Factoring in age and gender-graded performance standards, though, Harper is almost exactly as good a female runner as she was as a male—and it took less than a year of hormone therapy to get that way. Data that Harper has collected from a half dozen other male-to-female runners tell a similar story. "It doesn't answer definitively the question of whether I have an advantage or not," she says. "But it's certainly strong evidence that my performances in both genders are approximately equal."
Still, no injection can undo certain physical characteristics. Lindsey Walker, a 7'1" trans female from Cleveland, was known as Drew when she played basketball at Central Michigan from 2004--05 to '06--07. Walker did not publicly come out until after college, but she suffered all the same. "I didn't expect to lose all my friends," says Walker, who still has a tattoo bearing the initials of several former teammates on her back. "There were times I thought about suicide." But what if she'd transitioned at Central Michigan and become the starting center on the Chippewas' women's team? What if Walker, who has had five years of hormone treatments and is saving up for surgery, decides to try out for the 2016 Olympic team—something she says she's "definitely considered"? Her size, almost unheard of in women's hoops, would test the delicate balance between inclusion and competitive equity.
That's a radical case, but as society becomes more tolerant of transgender athletes, it's likely that more will come out at an earlier age.
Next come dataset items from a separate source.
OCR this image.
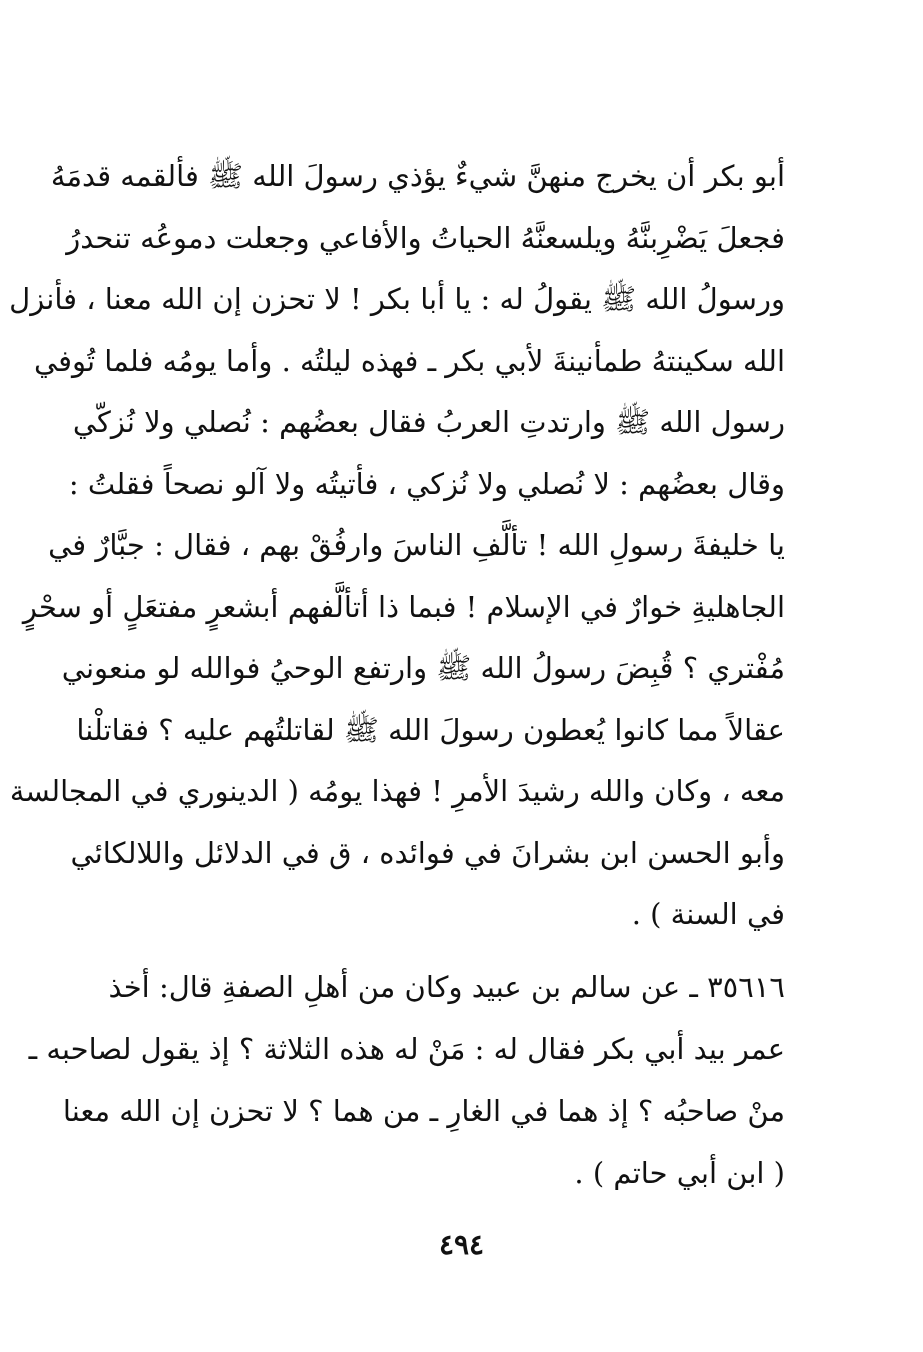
أبو بكر أن يخرج منهنَّ شيءٌ يؤذي رسولَ الله ﷺ فألقمه قدمَهُ
فجعلَ يَضْرِبنَّهُ ويلسعنَّهُ الحياتُ والأفاعي وجعلت دموعُه تنحدرُ
ورسولُ الله ﷺ يقولُ له : يا أبا بكر ! لا تحزن إن الله معنا ، فأنزل
الله سكينتهُ طمأنينةَ لأبي بكر ـ فهذه ليلتُه . وأما يومُه فلما تُوفي
رسول الله ﷺ وارتدتِ العربُ فقال بعضُهم : نُصلي ولا نُزكّي
وقال بعضُهم : لا نُصلي ولا نُزكي ، فأتيتُه ولا آلو نصحاً فقلتُ :
يا خليفةَ رسولِ الله ! تألَّفِ الناسَ وارفُقْ بهم ، فقال : جبَّارٌ في
الجاهليةِ خوارٌ في الإسلام ! فبما ذا أتألَّفهم أبشعرٍ مفتعَلٍ أو سحْرٍ
مُفْتري ؟ قُبِضَ رسولُ الله ﷺ وارتفع الوحيُ فوالله لو منعوني
عقالاً مما كانوا يُعطون رسولَ الله ﷺ لقاتلتُهم عليه ؟ فقاتلْنا
معه ، وكان والله رشيدَ الأمرِ ! فهذا يومُه ( الدينوري في المجالسة
وأبو الحسن ابن بشرانَ في فوائده ، ق في الدلائل واللالكائي
في السنة ) .
٣٥٦١٦ ـ عن سالم بن عبيد وكان من أهلِ الصفةِ قال: أخذ
عمر بيد أبي بكر فقال له : مَنْ له هذه الثلاثة ؟ إذ يقول لصاحبه ـ
منْ صاحبُه ؟ إذ هما في الغارِ ـ من هما ؟ لا تحزن إن الله معنا
( ابن أبي حاتم ) .
٤٩٤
The NCLR has been working with one young, openly transgender soccer player and her family. Eleven-year-old Jazz (whose last name and state have been withheld by SI at the request of her parents) was born male and was diagnosed with gender identity disorder at age three. At five, after further evaluation—"It was critical to learn everything we could," says her father, Greg—she began to live as a girl. "Jazz blossomed once permitted to transition and hasn't wavered in six years," Greg says. "She is a happy, well-adjusted child who enjoys life and embraces her individuality."